Steps Clubfoot Care founder Karen Moss, whom her 20-year-old son, Alex,  was born with clubfoot, said she had to seek assistance overseas when no one had answers in SA. She said her story as a parent inspired her to found Steps.

She and her team have already built 39 clubfoot clinics since its inception in 2006 and has trained 49 health professionals, her organisation has also built a network of doctors in public hospitals to ensure these children get the life-changing operation.

“There was a doctor who had been treating clubfoot for many years in a hospital based in America, an  orthopaedic specialist, Ignacio Ponseti. He tried a method that was not invasive known as the Ponseti Method. It didn’t require major surgery and was very effective. I took Alex to America to be treated. At the time Ponseti was 89-years old.

“Clubfoot is turned over, pointed inwards and downwards and it’s in a rigid position. You can’t push it back into the normal position of a foot. It should be picked in the maternity ward from a child’s birth. No one picked it up for me, I had to find information on the internet. 

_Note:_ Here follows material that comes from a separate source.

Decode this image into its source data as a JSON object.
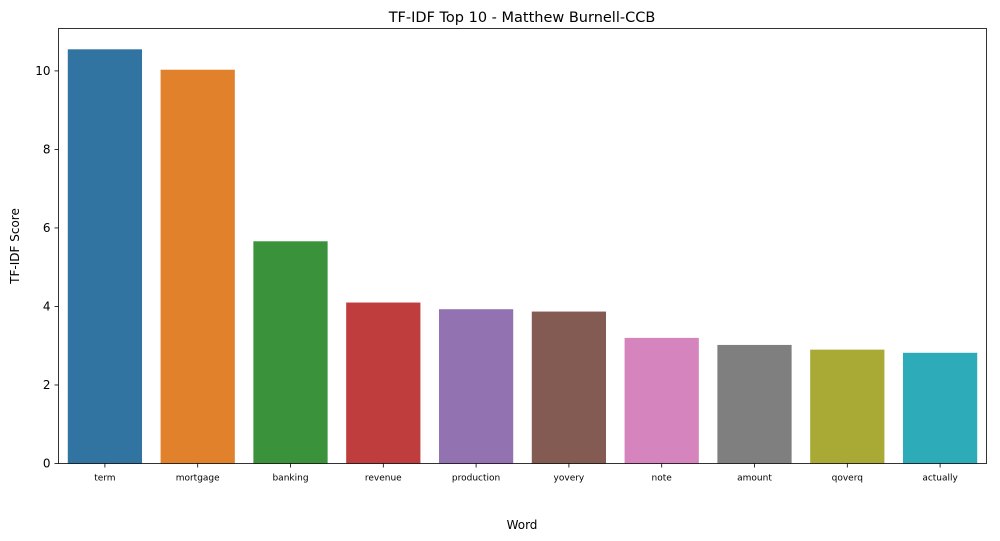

Mpumelelo Mhlongo crosses the finish line to win the Men's 100m T44 Final during day five of the Para Athletics World Championships Paris.
Mpumelelo Mhlongo crosses the finish line to win the Men's 100m T44 Final during day five of the Para Athletics World Championships Paris.
Image: ALEXANDER HASSENSTEIN GETTY IMAGES

“I thought to myself, why the Ponseti Method could not be done in SA. My son had been ignored by doctors for so many years. He told me that as a mother with a child with clubfoot, I had to go back and convince the doctors in our country because this is the best way to treat it. That is how it started. My own experience had been so different.”

Now doctors as far as Upington, Pietermaritzburg and uMtata, clubfoot clinics and a network of medical teams are always on standby to treat patients, whether their parents are employed or not.

“I want every child to get treated no matter if they are in a far away village in the Eastern Cape. Our goal is to have no children affected by this. Even if the parents are, so that they can walk to school without being isolated, which is exactly what happens.”

All that the #StepItUp challenge requests is for one to donate as little as R10. Donors can donate more should they wish to do so. What makes the campaign fun is that the theme song is an original amapiano soundtrack titled I Am Possible, produced by Dino Moran, Bee Deejay and DJ Schuster. 

“We have decided to use Mpumelelo Mhlongo and Musa Motha, who helped in the choreography, as our champions because they can dance. The song is available on download, that will be how people can donate. We decided to go with this kind of campaign because it is engaging. We had the idea and we started speaking to the creators. They said amapiano is the way to go because the genre is popular on Tik Tok and is known all over the world.”